Борода Славуты крупно дрогнула, словно староста собирался заплакать да передумал.
– Вот чего, Славуте, – задумчиво сказал боярич. – Собирай-ка ты своих людей, берите, что в домах уцелело, да двигайте со мной в полоцкую землю, к князю Всеславу Брячиславичу. Больше от тех татей вам укрыться негде…
Дед покивал.
– Думать будем… – сказал он привычно. Весяне никогда не решают срыву, только после обдумывания. Да только с кем обдумывать, если из мужиков остался почти один только Славута (ещё двое живы, но поранены тяжело)? И дома разорены, и капы на святом месте срублены… не жизнь теперь здесь. Побил сегодня Крамарь боярича Мстишу, завтра сам боярин Ратибор Тужирич явится и остальное дожжёт.
– А Всеслав примет, – закончил Крамарь.
Конечно, примет, – со смесью зависти и лёгкой злости на Всеслава подумал боярич. – Ещё б ему не принять! И так уже средь всех русских земель полоцкая славна как Земля Последней Надежды…
Боярич вздрогнул и опомнился.
Чего злобствуешь-то, Крамаре? Тебе ли? Твоего друга Всеслав в полон взял, а после без выкупа выпустил. А Мстиславли холуи убили. Так кто же свои тебе?!

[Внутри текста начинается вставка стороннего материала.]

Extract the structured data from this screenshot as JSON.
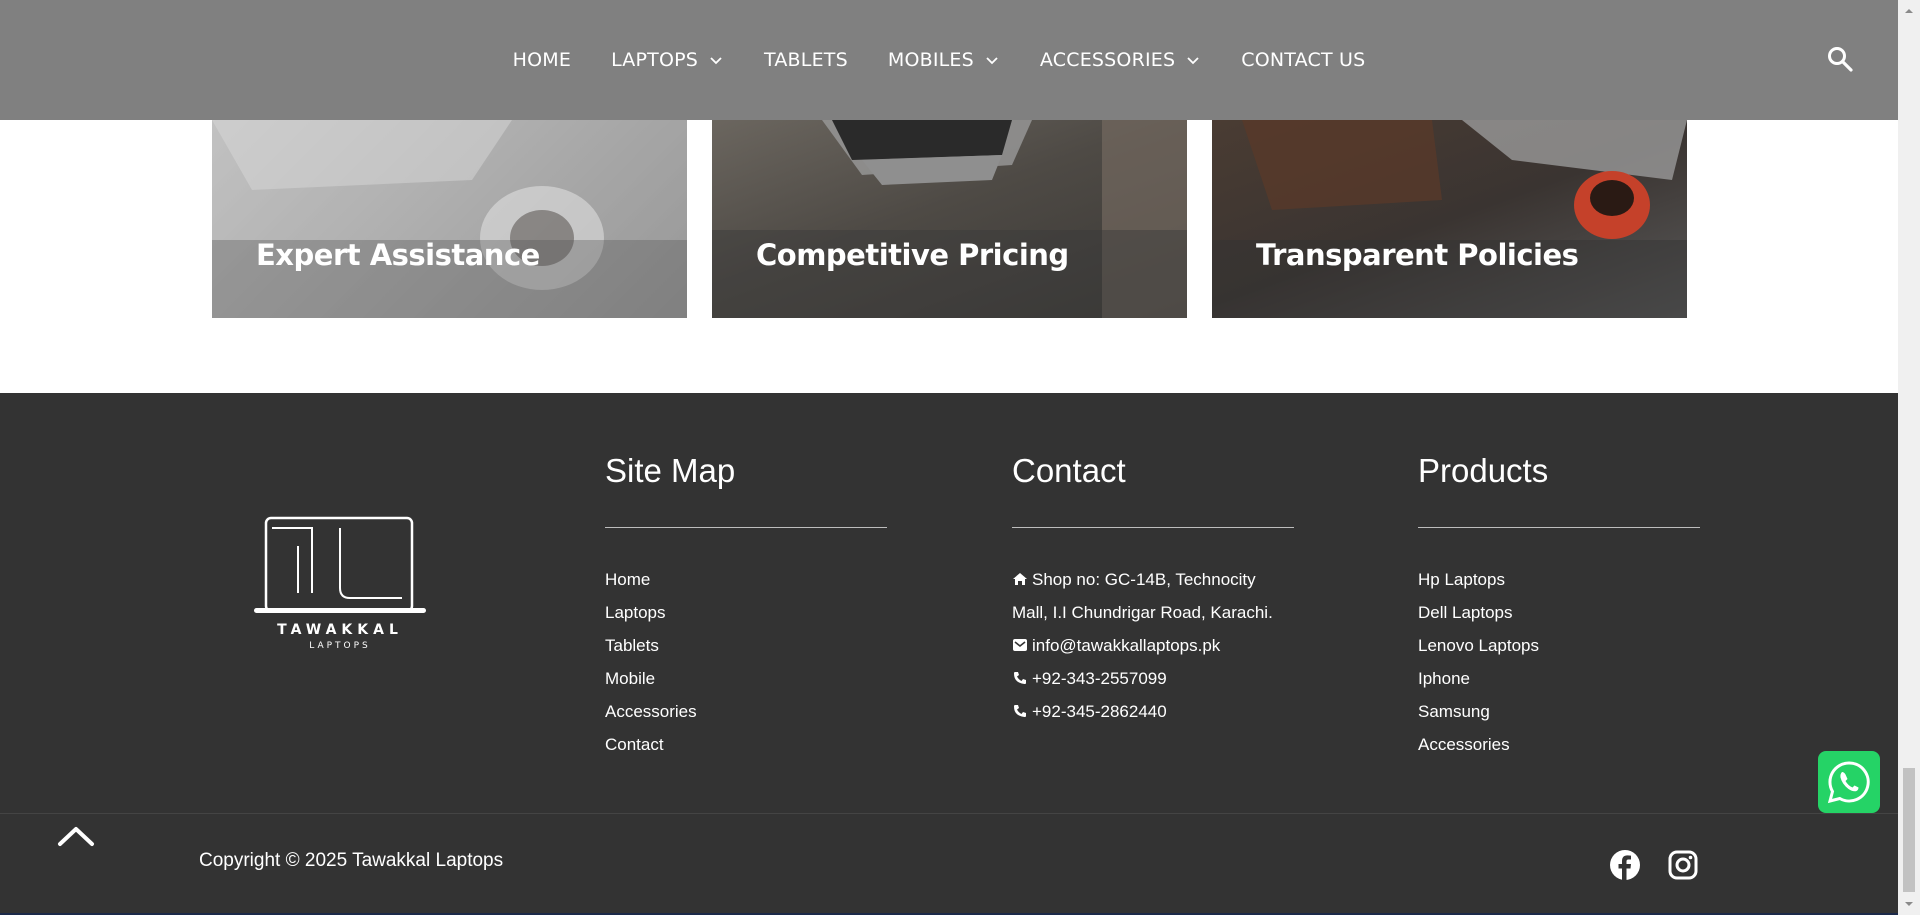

Не ты ли, Крамаре, сам говорил старому боярину Басюре про странные речи его сына, про то, как вздыхали вы с друзьями по великой Северной Руси… и про князя Полоцкого? И не к нему ли, не к Всеславу ли, не к полоцкому ли оборотню ты сегодня послан от великого боярина Басюры? Да не того ли и сам Басюра хотел?!
Крамарь раздражённо дёрнул щекой.
А Дажьбог его весть чего хочет Басюра! Крамарь толком не знал этого и сам. Ничего определённого великий боярин ему не сказал. Скорее всего, он пока что хотел только наладить дружбу с Всеславом.
С полоцким оборотнем.
И того уже немало.
Затея Басюры с местью за сына, когда он в запале призвал к себе Крамаря и после долгого с ним разговора велел ехать в Полоцк к Всеславу, оборачивалась какой-то неожиданной стороной.
А за иным чем дело не станет…
Через час тронулись в путь. Улыба ехала на седле у Крамаря и, вопреки своему назвищу, не улыбалась – Буса Белоголового так и не нашли.
Впрочем, назвища её Крамарь не ведал.
Краса очнулась на другой день. Села на возу, прибирая волосы, ни на кого не глядя – никого видеть не хотелось. Почувствовав устремлённый на неё чей-то неотступный взгляд, почти тут же догадалась, кто это так на неё глядит. Боярин Крамарь.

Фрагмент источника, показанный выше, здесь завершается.